JR:Oh yeah, well I think certainly we’re going to improve our farming systems with science, and we’re also going to improve those systems with the farmers themselves. I mean, the farmers themselves have actually done a lot of work to make our farming systems more efficient. They actually help research it out for us. But we — all that said, and we’ll continue to do that in the future, and that continues to need to be done. But we have good farming practices now. We have many of the solutions now to halt erosion, soil degradation, reduce greenhouse gases from agriculture, reduce pollution. We have all those things; we know what to do to reduce them. But the problem is, the markets don’t support it number one, and the policies don’t support it completely. And so I think if markets supported more sustainable food production systems; that would be one way. So to do that you know — and that’s happening slowly.

We actually have people that want to buy, they want to buy local, they want to know who’s producing their food, and so they’ll go to a farmers market or they’ll join the CSA or they’ll just be, they’re real careful when they go to the market what they’re buying. They’ll want to see how far its been shipped. They’ll eat more winter crops in the winter, and more summer crops in the summer, and try not to eat food that’s been shipped from long distances. So we have that, but it would great if we had policies that supported more sustainable food production systems, and there are a number of those, Conservation Ag is one, and organic is one. Mixed Crop Livestock Systems are another, and I talk about that in the article. And so it’s really getting policies in place that help support the markets, and it’s also having policies in place that support sustainable agriculture. So one of them obviously is the farm bill that they deciding right now. But there’s other bills, there’s other policies. And it would be great if those policies were aligned better to support more sustainable systems.

AH:What should be the focus of global attention in regards to food science, and technology?

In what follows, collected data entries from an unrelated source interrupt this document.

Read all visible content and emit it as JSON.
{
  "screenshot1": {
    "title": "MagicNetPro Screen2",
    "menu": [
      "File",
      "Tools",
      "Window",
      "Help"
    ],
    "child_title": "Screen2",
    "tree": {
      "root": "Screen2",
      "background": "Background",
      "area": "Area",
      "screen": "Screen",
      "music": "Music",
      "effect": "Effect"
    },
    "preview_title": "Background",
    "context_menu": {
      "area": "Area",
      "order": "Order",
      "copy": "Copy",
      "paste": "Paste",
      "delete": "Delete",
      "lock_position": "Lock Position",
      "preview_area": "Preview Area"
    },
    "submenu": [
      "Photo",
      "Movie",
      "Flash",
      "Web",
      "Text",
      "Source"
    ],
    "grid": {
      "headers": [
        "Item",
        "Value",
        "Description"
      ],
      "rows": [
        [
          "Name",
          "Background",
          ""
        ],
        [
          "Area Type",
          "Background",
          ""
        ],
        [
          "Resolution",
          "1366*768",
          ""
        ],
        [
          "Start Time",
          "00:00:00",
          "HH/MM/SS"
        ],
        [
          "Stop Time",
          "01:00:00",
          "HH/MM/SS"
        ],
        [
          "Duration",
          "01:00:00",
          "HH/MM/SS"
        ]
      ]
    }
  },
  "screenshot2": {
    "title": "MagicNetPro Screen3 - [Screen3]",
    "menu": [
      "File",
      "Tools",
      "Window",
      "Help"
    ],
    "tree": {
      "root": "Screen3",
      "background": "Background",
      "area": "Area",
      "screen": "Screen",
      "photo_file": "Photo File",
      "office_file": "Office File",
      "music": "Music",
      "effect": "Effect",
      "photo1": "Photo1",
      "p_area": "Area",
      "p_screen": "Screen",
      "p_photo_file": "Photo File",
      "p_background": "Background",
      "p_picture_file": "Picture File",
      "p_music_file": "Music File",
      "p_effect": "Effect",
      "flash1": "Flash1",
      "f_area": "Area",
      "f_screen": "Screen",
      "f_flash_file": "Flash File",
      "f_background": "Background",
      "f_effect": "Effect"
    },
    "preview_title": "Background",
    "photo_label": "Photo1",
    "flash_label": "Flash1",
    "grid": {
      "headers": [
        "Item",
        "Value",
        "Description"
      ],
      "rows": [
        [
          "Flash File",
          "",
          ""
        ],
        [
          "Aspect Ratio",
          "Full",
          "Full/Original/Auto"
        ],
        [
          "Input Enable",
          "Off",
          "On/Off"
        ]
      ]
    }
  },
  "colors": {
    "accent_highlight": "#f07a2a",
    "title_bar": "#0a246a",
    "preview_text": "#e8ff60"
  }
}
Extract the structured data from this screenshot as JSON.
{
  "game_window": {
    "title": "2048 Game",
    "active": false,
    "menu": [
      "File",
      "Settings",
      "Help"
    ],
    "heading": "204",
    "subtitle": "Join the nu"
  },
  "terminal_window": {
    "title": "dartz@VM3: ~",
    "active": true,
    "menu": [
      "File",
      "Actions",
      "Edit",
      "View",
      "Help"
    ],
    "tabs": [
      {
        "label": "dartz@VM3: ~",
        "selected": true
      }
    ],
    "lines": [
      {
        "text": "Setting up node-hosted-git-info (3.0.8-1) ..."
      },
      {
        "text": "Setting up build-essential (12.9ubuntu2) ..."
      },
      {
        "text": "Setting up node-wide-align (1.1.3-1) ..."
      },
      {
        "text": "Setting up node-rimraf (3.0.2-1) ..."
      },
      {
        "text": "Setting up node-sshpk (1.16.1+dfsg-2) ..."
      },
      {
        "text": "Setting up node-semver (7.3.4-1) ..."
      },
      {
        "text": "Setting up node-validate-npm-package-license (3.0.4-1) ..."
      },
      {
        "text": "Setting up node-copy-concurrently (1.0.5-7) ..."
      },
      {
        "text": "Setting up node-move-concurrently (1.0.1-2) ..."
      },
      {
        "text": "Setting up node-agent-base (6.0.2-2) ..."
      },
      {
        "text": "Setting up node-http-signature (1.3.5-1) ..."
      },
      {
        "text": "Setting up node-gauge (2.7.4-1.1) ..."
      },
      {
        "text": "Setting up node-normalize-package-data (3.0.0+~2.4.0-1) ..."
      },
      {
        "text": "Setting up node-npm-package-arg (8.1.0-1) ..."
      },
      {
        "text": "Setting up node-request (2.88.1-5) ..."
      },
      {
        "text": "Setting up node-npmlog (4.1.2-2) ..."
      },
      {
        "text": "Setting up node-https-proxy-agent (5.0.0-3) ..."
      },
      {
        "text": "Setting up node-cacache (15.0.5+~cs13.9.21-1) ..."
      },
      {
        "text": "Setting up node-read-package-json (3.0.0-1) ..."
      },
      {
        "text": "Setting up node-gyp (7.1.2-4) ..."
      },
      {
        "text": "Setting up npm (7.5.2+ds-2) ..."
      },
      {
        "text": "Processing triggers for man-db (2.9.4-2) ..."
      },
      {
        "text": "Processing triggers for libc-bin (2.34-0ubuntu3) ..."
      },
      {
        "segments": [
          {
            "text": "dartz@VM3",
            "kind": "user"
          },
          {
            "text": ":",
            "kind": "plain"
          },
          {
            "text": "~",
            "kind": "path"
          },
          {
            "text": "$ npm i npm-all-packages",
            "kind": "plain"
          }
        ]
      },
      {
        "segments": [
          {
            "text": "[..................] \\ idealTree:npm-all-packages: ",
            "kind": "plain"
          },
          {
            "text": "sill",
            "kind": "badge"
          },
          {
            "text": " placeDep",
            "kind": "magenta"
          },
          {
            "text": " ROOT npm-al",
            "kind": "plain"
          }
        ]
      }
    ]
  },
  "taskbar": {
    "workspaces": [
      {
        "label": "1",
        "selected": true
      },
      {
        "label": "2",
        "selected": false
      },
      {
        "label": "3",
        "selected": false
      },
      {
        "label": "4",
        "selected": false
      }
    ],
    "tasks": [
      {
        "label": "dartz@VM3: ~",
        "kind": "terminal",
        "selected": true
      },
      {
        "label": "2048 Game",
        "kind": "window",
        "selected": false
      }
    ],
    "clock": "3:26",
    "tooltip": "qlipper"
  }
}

JR:We tend to want to focus on simple tech, you know, single technologies that we think offer a wider array of solutions, one thing. And as human beings, we’re kind of built that way when we go to the doctor, we’d rather have the doctor say, “Well take this pill and you’ll be fine”, versus, “Listen, you’ll be a lot better if you walk more, eat less, and eat more fruits and vegetables.” That’s much more difficult.

So what I think in farming what would be great is if we tend to support research that looks at the farm as a system. So we look at really these farms as being multifunctional systems or organisms that have to do more than just produce abundant yields or sufficient yields. They also have to build soil, and protect the environment, and be good for the community. And I know that sounds kind of utopian, but I think the issue has been we’ve concentrated so much on the yield part of the equation that we’ve let the other pieces, the environmental part, and the social part, and even sometimes the economic part fall to the wayside.